All About Wheat, Gluten, and Whole Grains

So something that’s confused me over the years of trying to eat healthy is what exactly different labels on wheat products and other grains mean. Here’s a summary of important terms (definitions and other notes) to consider when you are trying to eat whole, real foods:

Wheat Flour – This is also known as white flour and doesn’t contain all parts of the wheat grain – generally most of the bran and germ have been removed. Also note that “unbleached enriched wheat flour” on product labels is also the same as white flour.

So what’s wrong with removing the bran and germ, you ask? Well, these parts of the grain contain most of the nutrients in wheat (and most grains), while the part of the grain that is left in white flour (the endosperm) is missing a lot of key nutrients. White flour will cause a much greater spike in your blood sugar than wheat flour. White flour also has less fiber as well as many vitamins. Overall, if you are trying to eat foods that will make you feel good and improve your health, white flour shouldn’t be a regular part of your diet.

Whole Wheat – Contains all parts of the wheat grain – the bran, germ, and endosperm (more about whole grains here). This is much healthier than white flour, as more nutrients are found in the bran and germ than in the endosperm. For the healthiest bread, look for 100% whole wheat.

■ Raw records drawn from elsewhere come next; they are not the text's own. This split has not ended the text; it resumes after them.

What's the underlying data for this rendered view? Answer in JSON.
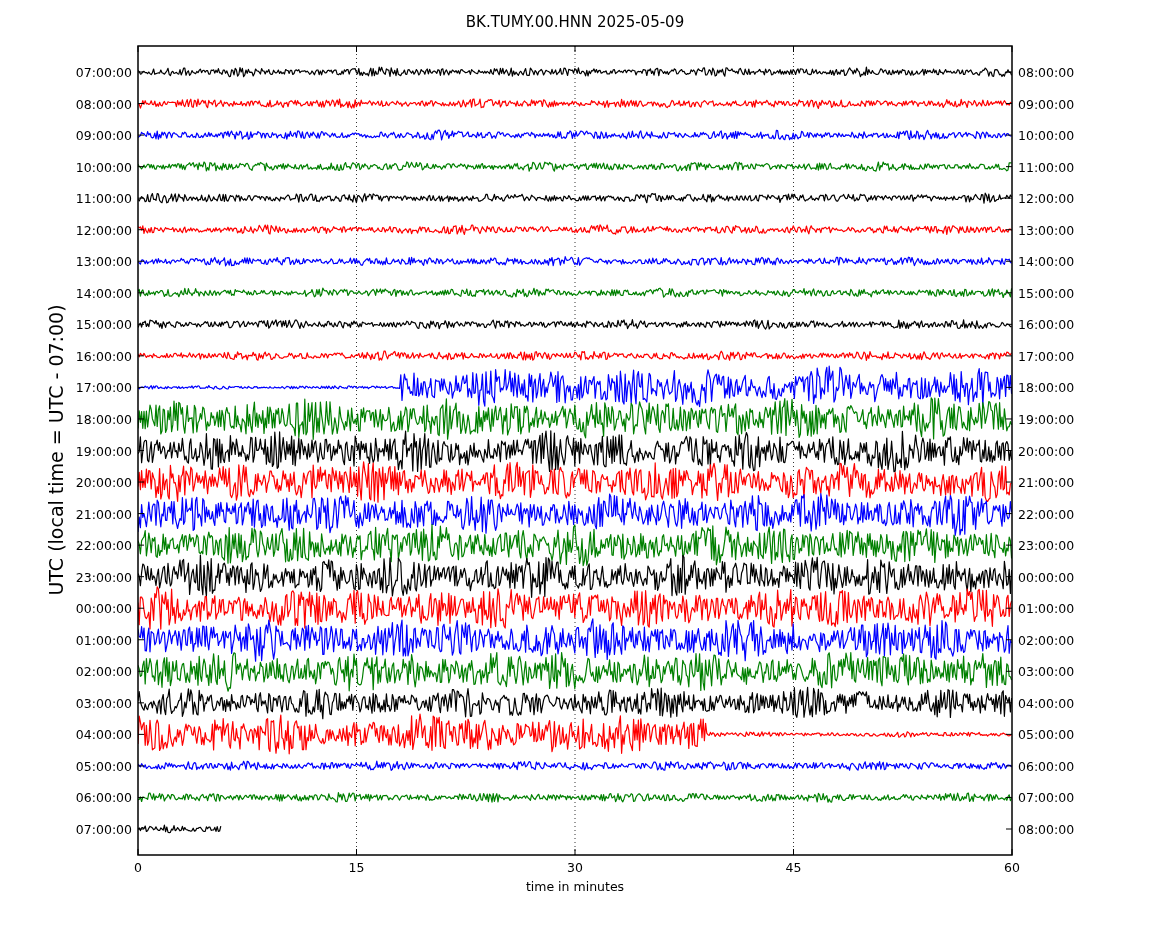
{
  "title": "BK.TUMY.00.HNN 2025-05-09",
  "y_axis_label": "UTC (local time = UTC - 07:00)",
  "x_axis_label": "time in minutes",
  "x_ticks": [
    "0",
    "15",
    "30",
    "45",
    "60"
  ],
  "left_labels": [
    "07:00:00",
    "08:00:00",
    "09:00:00",
    "10:00:00",
    "11:00:00",
    "12:00:00",
    "13:00:00",
    "14:00:00",
    "15:00:00",
    "16:00:00",
    "17:00:00",
    "18:00:00",
    "19:00:00",
    "20:00:00",
    "21:00:00",
    "22:00:00",
    "23:00:00",
    "00:00:00",
    "01:00:00",
    "02:00:00",
    "03:00:00",
    "04:00:00",
    "05:00:00",
    "06:00:00",
    "07:00:00"
  ],
  "right_labels": [
    "08:00:00",
    "09:00:00",
    "10:00:00",
    "11:00:00",
    "12:00:00",
    "13:00:00",
    "14:00:00",
    "15:00:00",
    "16:00:00",
    "17:00:00",
    "18:00:00",
    "19:00:00",
    "20:00:00",
    "21:00:00",
    "22:00:00",
    "23:00:00",
    "00:00:00",
    "01:00:00",
    "02:00:00",
    "03:00:00",
    "04:00:00",
    "05:00:00",
    "06:00:00",
    "07:00:00",
    "08:00:00"
  ],
  "traces": [
    {
      "color": "#000000"
    },
    {
      "color": "#ff0000"
    },
    {
      "color": "#0000ff"
    },
    {
      "color": "#008000"
    },
    {
      "color": "#000000"
    },
    {
      "color": "#ff0000"
    },
    {
      "color": "#0000ff"
    },
    {
      "color": "#008000"
    },
    {
      "color": "#000000"
    },
    {
      "color": "#ff0000"
    },
    {
      "color": "#0000ff"
    },
    {
      "color": "#008000"
    },
    {
      "color": "#000000"
    },
    {
      "color": "#ff0000"
    },
    {
      "color": "#0000ff"
    },
    {
      "color": "#008000"
    },
    {
      "color": "#000000"
    },
    {
      "color": "#ff0000"
    },
    {
      "color": "#0000ff"
    },
    {
      "color": "#008000"
    },
    {
      "color": "#000000"
    },
    {
      "color": "#ff0000"
    },
    {
      "color": "#0000ff"
    },
    {
      "color": "#008000"
    },
    {
      "color": "#000000"
    }
  ]
}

White Whole Wheat – This is a type of whole wheat from a variety of wheat that is lighter in color and milder in flavor than traditional wheat. This flour is nutritionally similar to traditional whole wheat flour.

Whole Grain – This is similar to whole wheat, except that this term applies to all grains (wheat, barley, rye, etc). Basically whole grain products have to contain all parts of the grain (bran, germ, endosperm). Whole grains can include:

  • Amaranth
  • Barley
  • Brown or Wild Rice
  • Buckwheat
  • Corn
  • Millet
  • Quinoa
  • Rye
  • Oats
  • Wheat including: Bulgur, Kamut, & Spelt

For a product to be labelled whole grain the first ingredient on the label must be a whole grain (i.e. there must be more whole grains than any other ingredient). Therefore, flour can be labelled whole grain if 51% of the flour is whole grain and the other 49% of the flour is refined (for more information on whole grain labeling see this website). Additionally, many mills separate the components of the grain (bran, germ, endosperm) for part of processing and then recombine them later. I’ve read arguments that this separation during processing may compromise the nutritional value of eating the whole grain (for example, Michael Pollan’s book Cooked), and some smaller mills have started to use whole milling methods, where the components of the grain are not separated during any portion of processing.

Multi-grain – This label indicates the presence of more than one type of grain in the bread and doesn’t necessarily indicate any amount of whole grains. Bread can be made from more than one type of grain and still contain large amounts of white, refined flour.

Gluten – This is a mixture of proteins present in many cereal grains (wheat, barley, rye). This is what makes bread dough elastic in texture.

Gluten-free – Foods with no gluten, or with very small amounts of gluten (less than 20ppm). Foods labelled gluten-free can still have small amounts of gluten present, but at levels so low that even those with severe Celiac disease should be able to tolerate them.

So what do you do with all of this information if you are trying to eat whole, real foods (on the Daniel Plan or otherwise)? Here are some takeaways that I try to keep in mind when I’m purchasing wheat and other cereal grain products:

  • Look for 100% whole wheat or 100% whole grains on the label
  • When buying flour, research the milling methods of the company producing the flour. Also, look for “unbleached” and “unbromated” flour.
  • Inspect labels containing phrases like “multi-grain” or “seven-grain” cautiously – these terms may make a product sound more healthy than it is
  • The Daniel Plan book recommends eating the sprouted grain products made by Food for Life (also known as Ezekiel bread). This bread is very healthy and contains many different kinds of whole grains (and no flour). There are also other bread options around that are made from whole grains and contain no flour. However, these breads are generally expensive and a lot heartier than most American breads (my husband is not a fan).

Anyway, I hope this is helpful information for you! I spent a lot of time researching this topic over the past year, trying to understand what food labels mean. I eventually came to the conclusion that I am generally not going to eat anything containing flour unless I know where the flour came from and how it was processed. It’s just too easy to make nutrition-less flour seem healthy using misleading labels. I buy my flour from a mill in Trumansburg called Farmer Ground Flour. It’s stone mill ground 100% whole wheat flour and it’s non-GMO and local. It’s sold at Naturtyme here in Syracuse (and I’ve seen it at Wegmans on occasion as well). When I do want to make bread or rolls, that’s what I use!